Purpose of this privacy notice

As The Point Water Sports Club must meet it contractual, statutory and administrative obligations. We are committed to ensuring that the personal data of our customers and members is handled in accordance with the principles set out in the Protection of Personal Information Act 4 of 2013 (“POPIA”).

We are required under POPIA to notify you of the information contained in this Privacy Notice.

This Privacy Notice tells you what to expect when The Point Water Sports Club collects personal information about you as a customer or member of The Point Water Sports Club.

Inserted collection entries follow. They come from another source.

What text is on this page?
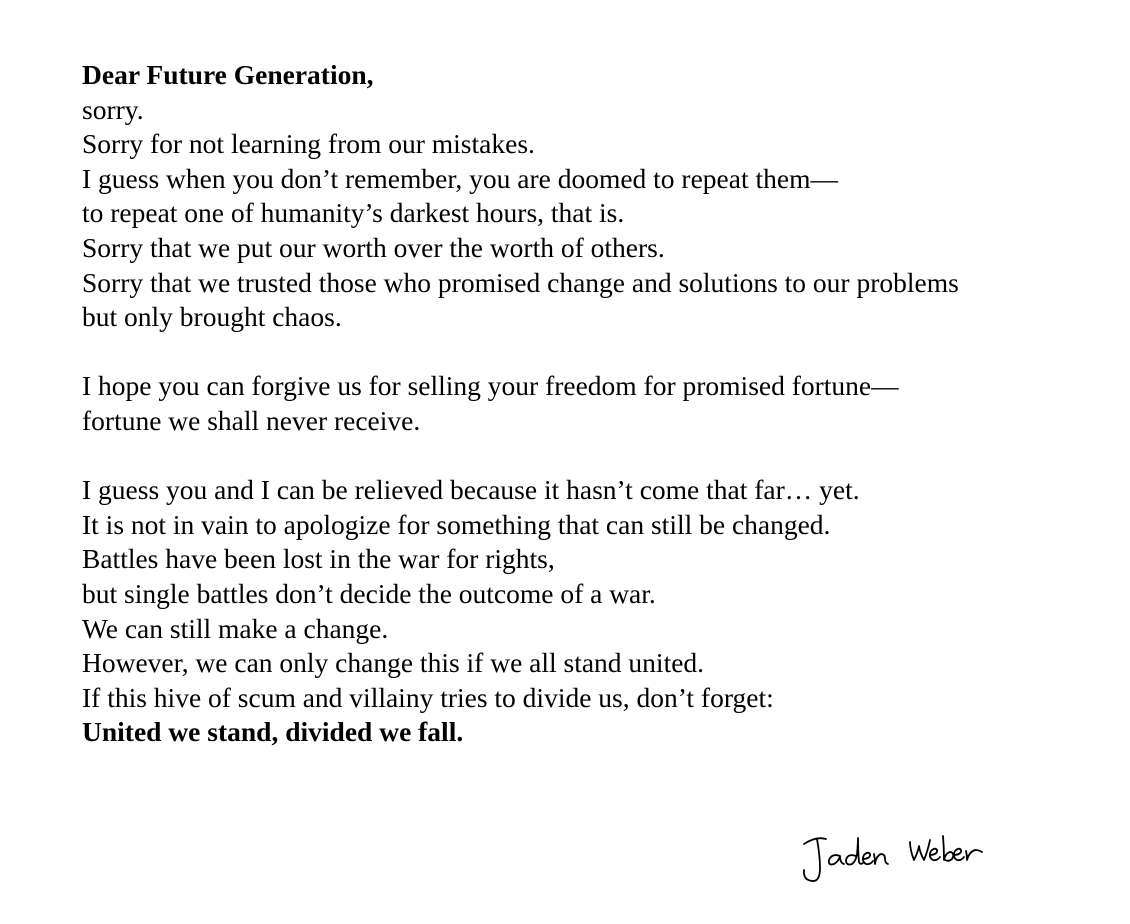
Dear Future Generation,
sorry.
Sorry for not learning from our mistakes.
I guess when you don’t remember, you are doomed to repeat them—
to repeat one of humanity’s darkest hours, that is.
Sorry that we put our worth over the worth of others.
Sorry that we trusted those who promised change and solutions to our problems
but only brought chaos.
I hope you can forgive us for selling your freedom for promised fortune—
fortune we shall never receive.
I guess you and I can be relieved because it hasn’t come that far… yet.
It is not in vain to apologize for something that can still be changed.
Battles have been lost in the war for rights,
but single battles don’t decide the outcome of a war.
We can still make a change.
However, we can only change this if we all stand united.
If this hive of scum and villainy tries to divide us, don’t forget:
United we stand, divided we fall.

The Point Water Sports Club is the controller and Responsible Party for this information unless this notice specifically states otherwise.

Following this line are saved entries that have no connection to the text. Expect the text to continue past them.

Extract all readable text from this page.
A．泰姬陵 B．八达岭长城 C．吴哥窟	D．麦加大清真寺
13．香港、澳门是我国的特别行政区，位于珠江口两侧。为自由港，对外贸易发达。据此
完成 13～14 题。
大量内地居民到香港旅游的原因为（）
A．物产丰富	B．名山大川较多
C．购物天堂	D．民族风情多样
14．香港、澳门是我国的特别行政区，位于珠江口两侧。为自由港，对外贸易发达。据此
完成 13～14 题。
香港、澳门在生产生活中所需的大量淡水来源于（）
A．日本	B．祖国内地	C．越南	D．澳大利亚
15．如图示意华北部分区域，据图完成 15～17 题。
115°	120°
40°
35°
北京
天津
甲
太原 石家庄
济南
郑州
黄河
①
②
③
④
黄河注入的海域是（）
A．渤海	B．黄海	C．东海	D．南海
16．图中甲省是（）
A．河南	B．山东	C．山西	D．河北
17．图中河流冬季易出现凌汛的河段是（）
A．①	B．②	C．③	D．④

This notice should be read in conjunction with our Master Privacy Policy accessible on request. When the appropriate we will provide a ‘just in time” notice to cover any additional processing activities not mentioned in this document.

Who this Privacy Notice applies to;

It applies to all prospective and existing members and customers of The Point Water Sports Club.

Key Definitions

Responsible Party – means the party who determines the essential means and purpose for processing your information.

Operator – the party who processes personal information on behalf of the Responsible Party.

Data Subject – the person to who the personal information processed relates to.

1. How do we get your information?
1.1 We get information about you from the following sources:
1.1.1 Directly from you through our interactions with you.
1.1.2 Our Customer Application Form
1.1.3 Third Parties, such as banks and credit bureaus, where permitted.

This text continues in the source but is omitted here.